Great looking food! What time did you get the meat into the pit and what time did it all finish?
10:30pm - Briskets and butts went on - pit temp was 225-250F at the upper rack for the duration of the cook...a bit warmer on the rack with the briskets.
8:00am - wrapped all meat in foil
8:30am - peeps took a nap while the FIL tended fire
10:30am - Tasha woke peeps based on all meat having ITs of ~200-205F and all meat probed tender
10:45am - wrapped all meat in another layer of foil, towel and placed in preheated cooler
11:15am - peeps took another nap
1:00pm - checked ITs and they were in the 175F range
3:30pm - checked ITs and they were in the 165F range
5:30pm - sliced one brisket and shredded 1 butt. Brisket was overdone but still juicy. About half was shredded.

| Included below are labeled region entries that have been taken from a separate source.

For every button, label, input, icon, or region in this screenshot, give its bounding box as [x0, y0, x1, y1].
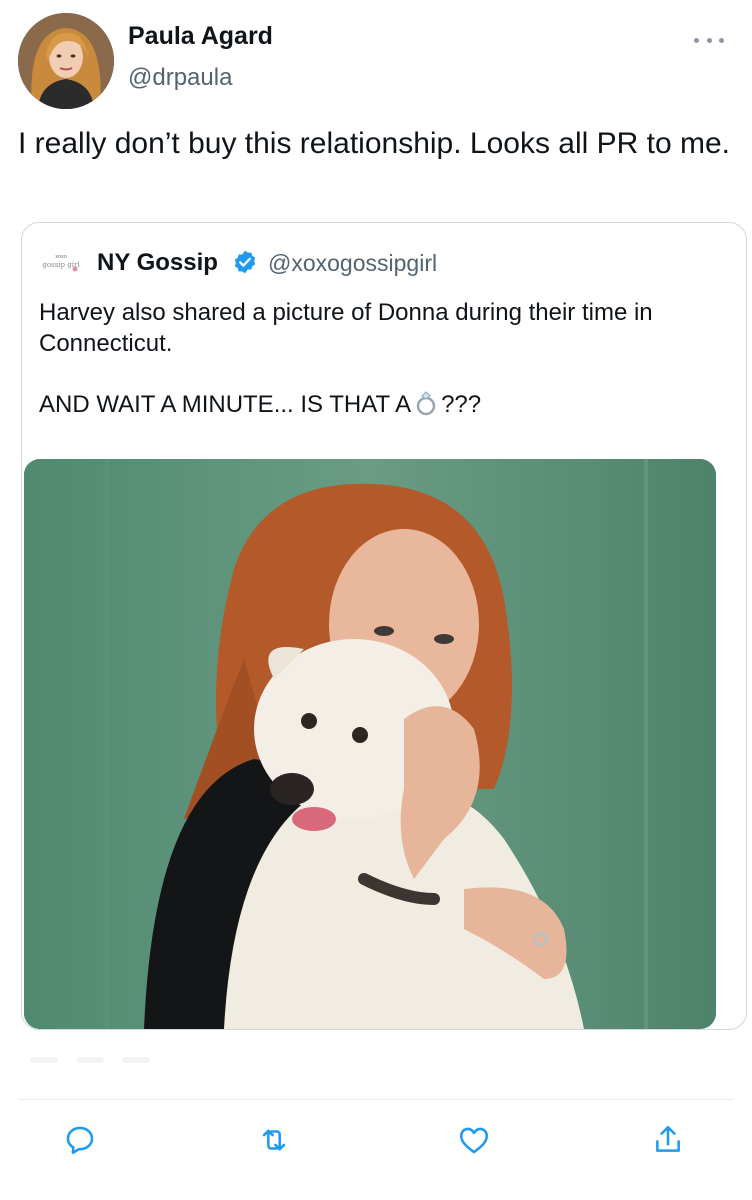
- svg-text:xoxo: xoxo: [55, 254, 67, 260]
- like-button[interactable]: [454, 1120, 494, 1160]
- quoted-paragraph-2: AND WAIT A MINUTE... IS THAT A???: [39, 389, 729, 420]
- photo-woman-with-dog: [24, 459, 716, 1029]
- quoted-paragraph-1: Harvey also shared a picture of Donna du…: [39, 299, 653, 357]
- author-avatar[interactable]: [18, 13, 114, 109]
- tweet-text: I really don’t buy this relationship. Lo…: [18, 127, 731, 160]
- share-icon: [656, 1125, 680, 1152]
- retweet-icon: [262, 1129, 286, 1151]
- share-button[interactable]: [648, 1120, 688, 1160]
- tweet-action-bar: [0, 1120, 752, 1170]
- reply-button[interactable]: [60, 1120, 100, 1160]
- quoted-display-name[interactable]: NY Gossip: [97, 249, 218, 277]
- avatar-photo: [18, 13, 114, 109]
- verified-badge-icon: [234, 250, 256, 274]
- quoted-tweet-card[interactable]: xoxo gossip girl NY Gossip @xoxogossipgi…: [21, 222, 747, 1030]
- quoted-avatar: xoxo gossip girl: [42, 254, 80, 272]
- author-handle[interactable]: @drpaula: [128, 64, 232, 92]
- quoted-paragraph-2-prefix: AND WAIT A MINUTE... IS THAT A: [39, 391, 412, 418]
- faded-metadata: [30, 1050, 230, 1072]
- quoted-tweet-text: Harvey also shared a picture of Donna du…: [39, 297, 729, 450]
- retweet-button[interactable]: [254, 1120, 294, 1160]
- tweet-page: Paula Agard @drpaula I really don’t buy …: [0, 0, 752, 1200]
- more-options-icon[interactable]: [694, 30, 724, 50]
- quoted-paragraph-2-suffix: ???: [441, 391, 482, 418]
- actions-divider: [18, 1099, 734, 1100]
- author-display-name[interactable]: Paula Agard: [128, 22, 273, 51]
- quoted-tweet-photo[interactable]: [24, 459, 716, 1029]
- quoted-handle[interactable]: @xoxogossipgirl: [268, 250, 437, 277]
- reply-icon: [66, 1126, 94, 1155]
- ring-emoji-icon: [416, 391, 436, 416]
- heart-icon: [459, 1127, 489, 1154]
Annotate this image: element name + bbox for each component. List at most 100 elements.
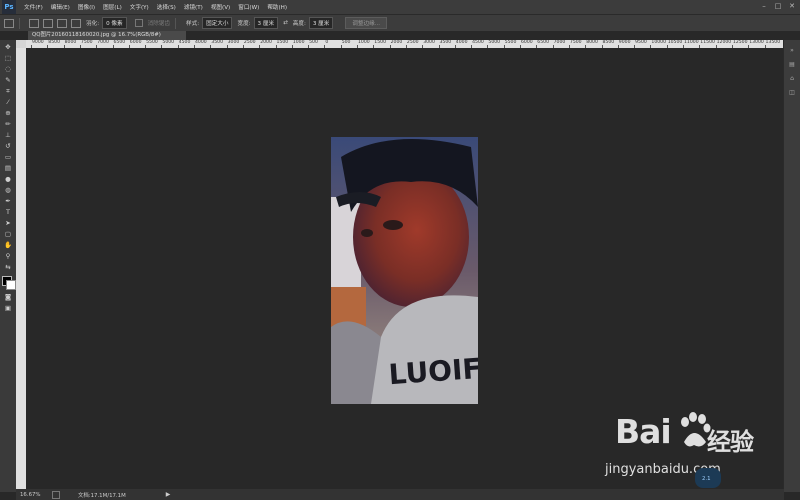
ruler-label: 2500: [406, 40, 419, 45]
ruler-label: 1500: [374, 40, 386, 45]
panel-collapse-icon[interactable]: »: [788, 48, 796, 54]
ruler-label: 7000: [97, 40, 109, 45]
refine-edge-button[interactable]: 调整边缘...: [345, 17, 388, 29]
history-panel-icon[interactable]: ▤: [788, 62, 796, 68]
width-label: 宽度:: [237, 21, 251, 27]
vertical-ruler[interactable]: [16, 48, 26, 489]
window-controls: – □ ✕: [760, 2, 796, 10]
minimize-icon[interactable]: –: [760, 2, 768, 10]
background-color[interactable]: [6, 280, 16, 290]
ruler-corner[interactable]: [16, 40, 26, 48]
ruler-label: 9000: [618, 40, 631, 45]
crop-tool-icon[interactable]: ⌗: [4, 87, 13, 95]
ruler-label: 10500: [667, 40, 683, 45]
path-select-icon[interactable]: ➤: [4, 219, 13, 227]
hand-tool-icon[interactable]: ✋: [4, 241, 13, 249]
ruler-label: 5000: [488, 40, 501, 45]
height-input[interactable]: 3 厘米: [308, 17, 334, 29]
menu-select[interactable]: 选择(S): [157, 3, 176, 11]
export-icon[interactable]: [52, 490, 60, 499]
layers-panel-icon[interactable]: ◫: [788, 90, 796, 96]
close-icon[interactable]: ✕: [788, 2, 796, 10]
ruler-label: 12000: [716, 40, 732, 45]
ruler-label: 500: [309, 40, 318, 45]
gradient-tool-icon[interactable]: ▤: [4, 164, 13, 172]
menu-help[interactable]: 帮助(H): [267, 3, 287, 11]
menu-window[interactable]: 窗口(W): [238, 3, 259, 11]
ruler-label: 1000: [358, 40, 370, 45]
ruler-label: 4000: [195, 40, 207, 45]
eyedropper-icon[interactable]: ⁄: [4, 98, 13, 106]
screen-mode-icon[interactable]: ▣: [4, 304, 13, 312]
ruler-label: 3500: [211, 40, 223, 45]
eraser-tool-icon[interactable]: ▭: [4, 153, 13, 161]
intersect-selection-icon[interactable]: [71, 18, 81, 28]
pen-tool-icon[interactable]: ✒: [4, 197, 13, 205]
ruler-label: 3000: [423, 40, 435, 45]
move-tool-icon[interactable]: ✥: [4, 43, 13, 51]
document-image[interactable]: LUOIF: [331, 137, 478, 404]
zoom-level[interactable]: 16.67%: [16, 492, 48, 498]
ruler-label: 11000: [684, 40, 699, 45]
swap-colors-icon[interactable]: ⇆: [4, 263, 13, 271]
history-brush-icon[interactable]: ↺: [4, 142, 13, 150]
swap-icon[interactable]: ⇄: [283, 20, 288, 26]
ruler-label: 6500: [113, 40, 126, 45]
menu-view[interactable]: 视图(V): [211, 3, 230, 11]
dodge-tool-icon[interactable]: ◍: [4, 186, 13, 194]
menu-layer[interactable]: 图层(L): [103, 3, 122, 11]
ruler-label: 500: [341, 40, 351, 45]
menu-type[interactable]: 文字(Y): [130, 3, 149, 11]
healing-brush-icon[interactable]: ⊕: [4, 109, 13, 117]
add-selection-icon[interactable]: [43, 18, 53, 28]
ruler-label: 3500: [439, 40, 452, 45]
antialias-checkbox[interactable]: [134, 19, 143, 27]
menu-image[interactable]: 图像(I): [78, 3, 95, 11]
watermark-logo-left: Bai: [615, 412, 672, 451]
ruler-label: 6500: [537, 40, 549, 45]
menu-edit[interactable]: 编辑(E): [51, 3, 70, 11]
shape-tool-icon[interactable]: ▢: [4, 230, 13, 238]
menu-file[interactable]: 文件(F): [24, 3, 43, 11]
child-photo: LUOIF: [331, 137, 478, 404]
type-tool-icon[interactable]: T: [4, 208, 13, 216]
ruler-label: 9000: [32, 40, 44, 45]
photoshop-logo: Ps: [2, 0, 16, 14]
ruler-label: 8500: [602, 40, 615, 45]
ruler-label: 7500: [569, 40, 582, 45]
horizontal-ruler[interactable]: 9000 8500 8000 7500 7000 6500 6000 5500 5000 4500…: [26, 40, 784, 48]
marquee-tool-icon[interactable]: ⬚: [4, 54, 13, 62]
antialias-label: 消除锯齿: [147, 21, 170, 27]
marquee-preset-icon[interactable]: [4, 18, 14, 28]
properties-panel-icon[interactable]: ⌂: [788, 76, 796, 82]
width-input[interactable]: 3 厘米: [253, 17, 279, 29]
ruler-label: 12500: [732, 40, 748, 45]
document-tab[interactable]: QQ图片20160118160020.jpg @ 16.7%(RGB/8#): [28, 31, 186, 40]
tools-panel: ✥ ⬚ ◌ ✎ ⌗ ⁄ ⊕ ✏ ⊥ ↺ ▭ ▤ ● ◍ ✒ T ➤ ▢ ✋ ⚲ …: [0, 40, 17, 492]
feather-input[interactable]: 0 像素: [102, 17, 127, 29]
menu-filter[interactable]: 滤镜(T): [184, 3, 203, 11]
subtract-selection-icon[interactable]: [57, 18, 67, 28]
ruler-label: 3000: [227, 40, 240, 45]
ruler-label: 9500: [635, 40, 647, 45]
brush-tool-icon[interactable]: ✏: [4, 120, 13, 128]
status-menu-arrow[interactable]: ▶: [166, 491, 171, 498]
style-select[interactable]: 固定大小: [202, 17, 233, 29]
clone-stamp-icon[interactable]: ⊥: [4, 131, 13, 139]
blur-tool-icon[interactable]: ●: [4, 175, 13, 183]
ruler-label: 8500: [48, 40, 60, 45]
new-selection-icon[interactable]: [29, 18, 39, 28]
ruler-label: 0: [325, 40, 329, 45]
quick-mask-icon[interactable]: ◙: [4, 293, 13, 301]
color-swatches[interactable]: [1, 275, 16, 290]
zoom-tool-icon[interactable]: ⚲: [4, 252, 13, 260]
quick-select-icon[interactable]: ✎: [4, 76, 13, 84]
baidu-watermark: Bai 经验 jingyanbaidu.com: [605, 412, 755, 487]
ruler-label: 13500: [765, 40, 781, 45]
maximize-icon[interactable]: □: [774, 2, 782, 10]
shirt-text: LUOIF: [388, 352, 478, 391]
options-bar: 羽化: 0 像素 消除锯齿 样式: 固定大小 宽度: 3 厘米 ⇄ 高度: 3 …: [0, 14, 800, 31]
lasso-tool-icon[interactable]: ◌: [4, 65, 13, 73]
ruler-label: 2000: [260, 40, 272, 45]
ruler-label: 5000: [162, 40, 175, 45]
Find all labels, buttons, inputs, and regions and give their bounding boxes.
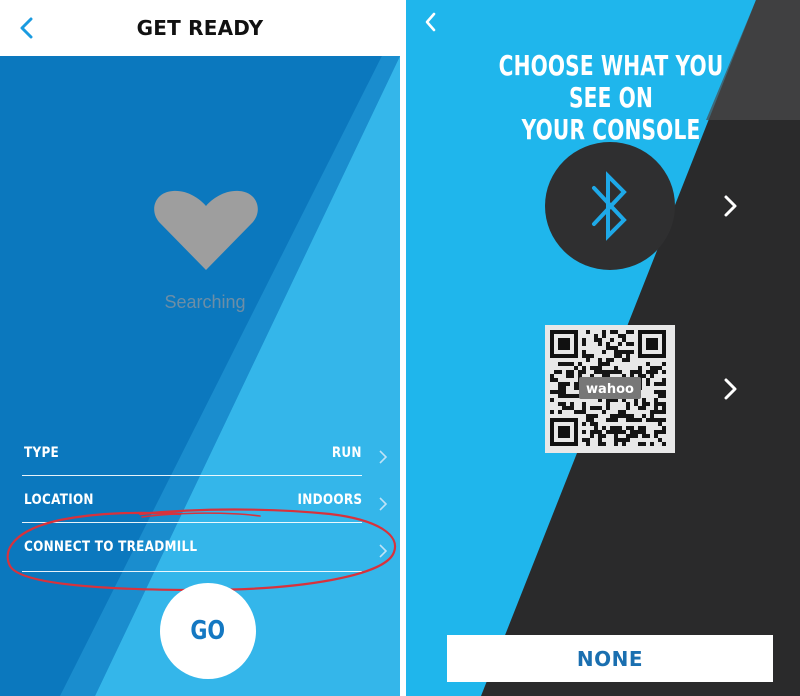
none-label: NONE (576, 646, 644, 671)
setting-row-connect-treadmill[interactable]: CONNECT TO TREADMILL (22, 530, 394, 572)
page-title: GET READY (136, 16, 264, 40)
heart-icon (154, 190, 258, 270)
bluetooth-option[interactable] (545, 142, 675, 270)
searching-status: Searching (164, 292, 246, 312)
setting-row-type[interactable]: TYPE RUN (22, 436, 394, 476)
setting-label: TYPE (24, 445, 60, 461)
setting-label: LOCATION (24, 492, 94, 508)
chevron-right-icon (379, 544, 388, 558)
go-label: GO (190, 616, 226, 646)
row-divider (22, 475, 362, 476)
setting-label: CONNECT TO TREADMILL (24, 539, 198, 555)
setting-row-location[interactable]: LOCATION INDOORS (22, 483, 394, 523)
console-display-screen: CHOOSE WHAT YOU SEE ON YOUR CONSOLE waho… (406, 0, 800, 696)
chevron-right-icon (379, 450, 388, 464)
setting-value: RUN (332, 445, 362, 461)
header-bar: GET READY (0, 0, 400, 56)
chevron-right-icon[interactable] (722, 376, 740, 402)
heading-line: CHOOSE WHAT YOU SEE ON (498, 49, 724, 114)
qr-code-option[interactable]: wahoo (545, 325, 675, 453)
setting-value: INDOORS (297, 492, 362, 508)
chevron-left-icon (425, 12, 436, 32)
bluetooth-icon (592, 171, 627, 241)
console-heading: CHOOSE WHAT YOU SEE ON YOUR CONSOLE (478, 50, 744, 146)
qr-code-icon: wahoo (550, 330, 666, 446)
go-button[interactable]: GO (160, 583, 256, 679)
chevron-right-icon[interactable] (722, 193, 740, 219)
qr-logo-text: wahoo (586, 382, 634, 397)
row-divider (22, 522, 362, 523)
chevron-right-icon (379, 497, 388, 511)
get-ready-screen: GET READY Searching TYPE RUN LOCATION IN… (0, 0, 400, 696)
row-divider (22, 571, 362, 572)
none-button[interactable]: NONE (447, 635, 773, 682)
back-button[interactable] (418, 8, 442, 36)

7:30pm - brought rest of meat home and pulled pork and sliced brisket - all meat was still at 160F 9 hours after being pulled from the cooker. Cambro WHO??? :wink:
The sleet and icy conditions and basically the 60F drop in temp from yesterday to today kept folks away. We had only about 20 adults and 10 kids. Served 1 brisket and 1 butt and there was about 25% left of each when we left to get Tyler to bed and shred/slice the remaining brisket and 2 butts.
Got great comments from everyone there despite the brisket falling apart. Will vac pack the rest of the meat tomorrow and let them freeze to use it for future church dinners or for families in need over the next few months.